EPA boasts of clean energy advances as reversal threat looms
In the final week before Donald Trump takes office, federal regulators announced today that the Biden administration has awarded nearly $69 billion through two historic pieces of legislation designed to slash greenhouse gas emissions, lower energy costs, support the clean energy transition and help communities address pollution.
“In just three years, [the US Environmental Protection Agency (EPA)] has funded thousands of incredibly popular projects in every part of the country, from electrifying school buses in rural Texas to replacing lead pipes in Pittsburgh,” Zealan Hoover, senior advisor to the EPA administrator, said on a press call Friday.
As of Jan. 6, the EPA had awarded 93% of grant funding made available by the Inflation Reduction Act (IRA), according to the new report. Biden signed the IRA in August 2022, with the administration calling it “the largest investment in clean energy and climate action ever.” The agency has awarded 82% of funding through the so-called Bipartisan Infrastructure Law (BIL), which passed in November 2021.
The report comes amid concerns that a Republican budget reconciliation bill could seek to reverse the IRA. A list of “spending reform options” reportedly distributed among House Republicans includes reversing $468 billion in Biden climate policies, which would entail repealing, among other measures, IRA green energy grants.
But while it may be easier to repeal the IRA under a Republican-controlled federal government, Republican lawmakers may hesitate to get rid of funding that benefits their constituents, according to the Brookings Institute, an independent, non-partisan think tank.
Almost 60% of announced IRA projects are in Republican congressional districts, according to a two-year review of the IRA released in August. That month, 18 Republican House Representatives signed a letter calling for attempts to repeal the IRA to leave the legislation’s energy tax credits in place.

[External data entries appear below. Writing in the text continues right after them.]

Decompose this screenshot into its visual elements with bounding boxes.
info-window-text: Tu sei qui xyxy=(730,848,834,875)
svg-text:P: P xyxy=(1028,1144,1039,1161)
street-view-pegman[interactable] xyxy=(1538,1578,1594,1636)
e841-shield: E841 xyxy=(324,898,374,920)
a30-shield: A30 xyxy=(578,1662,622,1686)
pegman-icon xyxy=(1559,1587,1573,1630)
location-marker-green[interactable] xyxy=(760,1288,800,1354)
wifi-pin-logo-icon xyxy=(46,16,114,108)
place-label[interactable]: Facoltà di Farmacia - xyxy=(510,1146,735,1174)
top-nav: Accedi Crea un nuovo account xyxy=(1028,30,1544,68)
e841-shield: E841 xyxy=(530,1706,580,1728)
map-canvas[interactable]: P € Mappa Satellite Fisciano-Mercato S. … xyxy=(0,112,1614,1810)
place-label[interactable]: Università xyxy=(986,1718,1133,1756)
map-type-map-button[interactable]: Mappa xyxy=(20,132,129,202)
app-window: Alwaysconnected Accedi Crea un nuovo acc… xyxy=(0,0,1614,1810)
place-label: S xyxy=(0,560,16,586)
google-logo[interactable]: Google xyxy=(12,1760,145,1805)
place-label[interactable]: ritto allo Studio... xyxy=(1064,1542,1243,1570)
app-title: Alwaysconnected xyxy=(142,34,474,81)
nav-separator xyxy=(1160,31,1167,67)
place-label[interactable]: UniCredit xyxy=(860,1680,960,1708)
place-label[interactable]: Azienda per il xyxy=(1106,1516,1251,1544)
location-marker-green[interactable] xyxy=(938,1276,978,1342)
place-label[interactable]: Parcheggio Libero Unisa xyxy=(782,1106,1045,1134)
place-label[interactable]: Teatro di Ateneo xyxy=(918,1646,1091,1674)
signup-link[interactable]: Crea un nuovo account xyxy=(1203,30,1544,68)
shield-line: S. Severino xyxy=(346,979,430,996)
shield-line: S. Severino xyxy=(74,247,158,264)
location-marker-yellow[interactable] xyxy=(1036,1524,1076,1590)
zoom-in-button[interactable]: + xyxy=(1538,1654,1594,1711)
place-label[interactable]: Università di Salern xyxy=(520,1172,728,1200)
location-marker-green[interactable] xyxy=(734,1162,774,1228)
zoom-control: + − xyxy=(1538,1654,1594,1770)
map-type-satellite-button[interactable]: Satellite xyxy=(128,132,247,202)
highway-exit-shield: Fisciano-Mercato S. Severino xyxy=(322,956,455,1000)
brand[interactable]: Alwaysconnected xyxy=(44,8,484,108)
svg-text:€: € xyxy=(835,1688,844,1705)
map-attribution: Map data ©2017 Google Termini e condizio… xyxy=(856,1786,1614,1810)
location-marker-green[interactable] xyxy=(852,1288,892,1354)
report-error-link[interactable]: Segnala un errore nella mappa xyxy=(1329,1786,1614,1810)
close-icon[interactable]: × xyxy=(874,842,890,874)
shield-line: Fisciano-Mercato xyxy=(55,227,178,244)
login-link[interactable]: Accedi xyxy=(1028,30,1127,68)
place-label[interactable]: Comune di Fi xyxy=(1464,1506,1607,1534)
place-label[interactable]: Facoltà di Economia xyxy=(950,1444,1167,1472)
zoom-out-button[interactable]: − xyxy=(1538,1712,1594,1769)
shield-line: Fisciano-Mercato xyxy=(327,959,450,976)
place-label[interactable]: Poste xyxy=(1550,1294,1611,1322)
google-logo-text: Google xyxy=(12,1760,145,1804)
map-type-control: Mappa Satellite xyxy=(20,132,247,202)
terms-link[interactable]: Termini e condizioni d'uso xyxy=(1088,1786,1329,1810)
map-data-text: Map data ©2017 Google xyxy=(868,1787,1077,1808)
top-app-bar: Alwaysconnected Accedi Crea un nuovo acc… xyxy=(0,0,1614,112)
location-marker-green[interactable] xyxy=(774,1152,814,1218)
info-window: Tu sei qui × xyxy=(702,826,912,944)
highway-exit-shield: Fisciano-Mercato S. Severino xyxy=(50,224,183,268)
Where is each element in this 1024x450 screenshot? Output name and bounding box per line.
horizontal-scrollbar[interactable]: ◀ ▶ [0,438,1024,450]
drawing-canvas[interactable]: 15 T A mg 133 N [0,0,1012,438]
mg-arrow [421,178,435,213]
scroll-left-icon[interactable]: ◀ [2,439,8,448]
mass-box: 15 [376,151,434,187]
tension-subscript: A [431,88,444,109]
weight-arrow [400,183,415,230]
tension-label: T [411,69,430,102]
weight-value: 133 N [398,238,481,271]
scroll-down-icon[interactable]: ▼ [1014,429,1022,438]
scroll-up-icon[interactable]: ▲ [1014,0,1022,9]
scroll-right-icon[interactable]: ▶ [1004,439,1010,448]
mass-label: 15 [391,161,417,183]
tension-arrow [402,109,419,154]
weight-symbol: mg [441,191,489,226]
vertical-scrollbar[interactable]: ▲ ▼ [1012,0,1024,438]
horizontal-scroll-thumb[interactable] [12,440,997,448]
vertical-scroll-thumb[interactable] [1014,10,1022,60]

“Clawing back the EPA funds would only harm the millions of Americans finally benefitting from long overdue investment in their communities,” said Zealan on the press call, adding that only about 30 of the 38,000 grants awarded during both Biden’s term and Trump’s first term were terminated, and that most terminations were “mutually agreed upon.”
“I want to emphasize that obligated award agreements are definite commitments that create a legal obligation for the government and the recipient of the award,” said Zealan. “While there are some nuances across the terms and conditions for each program, all the major climate grants EPA has awarded can only be legally terminated for a failure to comply with the terms and conditions of their award agreement.”
Grants through the IRA and BIL have been used to fund 8,700 clean school buses, finance the replacement of over 40,000 lead drinking water lines, and help clean up 185 heavily contaminated “Superfund” sites, among other projects, according to the report.
The funding has enabled communities across the country to pursue specific projects designed to meet their needs, including $1.5 million for a utility company in Dalton, Georgia to test technologies for removing and destroying harmful PFAS chemicals and $20 million for a utility company in Lansing, Michigan to make safety updates to its drinking water system.
Cuyahoga County, Ohio, together with the city of Cleveland and an adjacent county, received Climate Pollution Reduction Grant funding to replace a coal-fired peaker power plant with solar energy, outfit school rooftops with solar panels and plant trees.
“In my estimation…[the Biden-Harris administration] has done 20 years of work in a four-year period,” said Cuyahoga County Executive Chris Ronayne on the press call.